There are 3 reasons that support the bear case here:
1) Discord monetizes poorly: their paid subscription (“Nitro”) is $9.99/mo or $99/year. On the high end (assuming just monthly subs), they have ~834k paid users. This is only 0.6% of their 140M MAUs. This is extremely poor paid conversion versus the user bases of Slack (~10% of MAUs pay). Even though Discord is more focused on being a consumer app than an enterprise focused solution (Slack, Zoom, Teams, etc), it still dramatically underperforms paid conversion rates for consumer desktop or mobile apps (2-5%).
2) Discord is not more valuable than Unity: at ~$7B valuation, Discord is trading at ~70x 2020 revenue. For context, Unity trades at 53x LTM revenue and Snowflake at 153x LTM revenue. To assume that their revenue triples (again) this upcoming year to $300M, that means they are currently trading at 23x NTM revenue. For context, Slack trades at 22x NTM revenue and has a paid conversion rate (~10%) that is ~16x higher than Discord’s (0.6%). In short, Discord is mis-priced in the private markets and this will keep them from wanting to be publicly traded (disclosing this in full to the public and watching their stock get crushed by short-sellers).
3) Limited # of suitable acquirers: given that Discord does not monetize well and is unlikely to want public market attention to its struggling monetization metrics, their only path to exit is through acquisition. The list of potential acquirers includes Facebook, Amazon, Google, Microsoft, Nintendo, Sony, or maybe Zoom. We think the most likely acquirer is Facebook, mimicking their prior acquisitions of social platforms like WhatsApp and Instagram. The next two would include Amazon (who own Twitch) or Google (who own YouTube), as both could see this chat platform as complimentary to their live-streaming businesses. We think it is unlikely that any of the others will make an offer.
Takeaway: the bear case for Discord revolves around a poorly monetized asset that is mis-priced in a world of limited strategic acquirers. Even when it is acquired, it would likely come at a discount to its last valuation.
Discord has built one of the fastest-growing community platforms in the world. At 140M MAUs and an estimated $100M+ in revenue in 2020, it has proven to be a valuable platform for its users. With this enormous user base, Discord has the potential to capitalize on its growing popularity by becoming a “community-as-a-service” platform. Currently, Discord monetizes through its Nitro subscription packages, server boosting, and game distribution.

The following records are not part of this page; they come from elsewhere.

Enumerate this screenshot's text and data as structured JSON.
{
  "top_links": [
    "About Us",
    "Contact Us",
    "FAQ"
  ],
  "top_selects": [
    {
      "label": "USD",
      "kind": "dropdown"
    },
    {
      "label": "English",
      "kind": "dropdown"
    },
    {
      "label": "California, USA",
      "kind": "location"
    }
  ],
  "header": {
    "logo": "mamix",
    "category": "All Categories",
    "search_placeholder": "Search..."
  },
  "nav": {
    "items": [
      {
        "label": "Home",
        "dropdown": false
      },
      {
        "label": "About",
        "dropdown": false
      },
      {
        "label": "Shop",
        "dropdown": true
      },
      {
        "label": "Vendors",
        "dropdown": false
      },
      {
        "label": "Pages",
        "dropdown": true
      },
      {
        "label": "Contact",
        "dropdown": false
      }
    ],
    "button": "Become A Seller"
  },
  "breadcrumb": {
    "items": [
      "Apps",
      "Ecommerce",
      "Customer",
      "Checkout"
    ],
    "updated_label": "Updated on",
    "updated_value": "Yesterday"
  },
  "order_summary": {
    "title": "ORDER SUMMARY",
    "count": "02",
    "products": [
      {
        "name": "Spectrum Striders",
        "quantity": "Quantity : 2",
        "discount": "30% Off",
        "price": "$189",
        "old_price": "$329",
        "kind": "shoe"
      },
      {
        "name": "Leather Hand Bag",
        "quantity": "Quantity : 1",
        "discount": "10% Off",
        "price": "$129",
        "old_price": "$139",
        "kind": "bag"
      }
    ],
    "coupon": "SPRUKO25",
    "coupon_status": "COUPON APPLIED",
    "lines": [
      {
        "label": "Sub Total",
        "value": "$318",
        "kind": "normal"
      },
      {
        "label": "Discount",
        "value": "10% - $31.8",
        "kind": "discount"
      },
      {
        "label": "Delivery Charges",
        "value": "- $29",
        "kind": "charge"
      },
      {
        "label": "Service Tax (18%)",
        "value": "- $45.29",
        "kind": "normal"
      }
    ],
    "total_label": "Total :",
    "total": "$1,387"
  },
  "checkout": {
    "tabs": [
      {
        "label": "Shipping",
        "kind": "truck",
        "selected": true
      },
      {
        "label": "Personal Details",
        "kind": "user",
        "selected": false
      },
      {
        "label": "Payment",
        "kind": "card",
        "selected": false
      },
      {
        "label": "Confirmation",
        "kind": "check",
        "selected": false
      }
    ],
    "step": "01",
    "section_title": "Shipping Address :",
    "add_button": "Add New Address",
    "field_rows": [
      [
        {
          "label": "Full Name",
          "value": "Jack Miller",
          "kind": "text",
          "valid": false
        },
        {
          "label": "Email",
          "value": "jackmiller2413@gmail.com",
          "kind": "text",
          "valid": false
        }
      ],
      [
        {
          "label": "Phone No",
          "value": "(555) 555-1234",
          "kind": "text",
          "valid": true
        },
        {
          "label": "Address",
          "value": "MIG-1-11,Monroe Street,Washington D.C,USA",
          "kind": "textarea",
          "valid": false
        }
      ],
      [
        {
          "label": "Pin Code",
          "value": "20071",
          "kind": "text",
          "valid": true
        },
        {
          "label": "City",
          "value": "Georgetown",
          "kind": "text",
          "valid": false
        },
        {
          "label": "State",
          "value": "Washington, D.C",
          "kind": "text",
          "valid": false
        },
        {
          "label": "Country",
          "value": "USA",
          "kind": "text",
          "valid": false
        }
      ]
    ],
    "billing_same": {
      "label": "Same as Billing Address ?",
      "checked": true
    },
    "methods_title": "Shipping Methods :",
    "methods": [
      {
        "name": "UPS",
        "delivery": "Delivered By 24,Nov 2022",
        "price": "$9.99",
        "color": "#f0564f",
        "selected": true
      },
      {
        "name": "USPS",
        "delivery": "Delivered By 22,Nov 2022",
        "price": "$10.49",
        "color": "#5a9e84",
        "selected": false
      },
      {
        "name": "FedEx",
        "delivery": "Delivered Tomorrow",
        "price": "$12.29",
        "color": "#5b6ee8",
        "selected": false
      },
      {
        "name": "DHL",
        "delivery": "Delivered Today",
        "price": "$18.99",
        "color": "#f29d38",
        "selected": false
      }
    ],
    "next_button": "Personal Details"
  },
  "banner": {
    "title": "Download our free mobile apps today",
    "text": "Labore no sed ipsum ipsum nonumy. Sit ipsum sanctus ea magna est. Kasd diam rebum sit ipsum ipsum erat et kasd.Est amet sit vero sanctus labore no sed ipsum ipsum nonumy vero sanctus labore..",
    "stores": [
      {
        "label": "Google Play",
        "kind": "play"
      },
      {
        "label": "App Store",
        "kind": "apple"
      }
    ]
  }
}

1) Game Distribution: the biggest current revenue opportunity for Discord is game distribution. Unlike traditional game distribution platforms, Discord offers game developers a unique opportunity to build a community while they are building out their game. This then allows them to sell directly to the community they built while in development. On top of that, Discord offers a suite of commerce tools with attractive developer economics (90/10), similar to how Shopify’s suite of tools help online businesses. The game studios can track their community in these servers with daily metrics, analytics, and attribution tracking as well as tools to run private alphas or betas directly through Discord. Discord is well-positioned to be a market leader in game distribution in the future.
2) Community-as-a-Service: Community monetization expands outside of game development. Discord is traditionally viewed as a gaming-focused platform but if you explore the public servers you will see categories like Music, Education, Science & Tech, and Entertainment. These non-gaming categories have servers with hundreds of thousands of members. The opportunity to create monetized communities could allow server creators to build communities and charge for their services. Right now this is being done through 3rd party providers like Patreon but if brought internally with a suite of tools (potentially through bots), creators will be more incentivized to bring their community to Discord. There is no platform better positioned for content creators to build monetizable communities.
Takeaway: the bull case for Discord is centered around them offering their platform as a way for people to build communities, monetize those communities, and distribute games. They would be the centralized platform for communities and core to the infrastructure of the creator economy.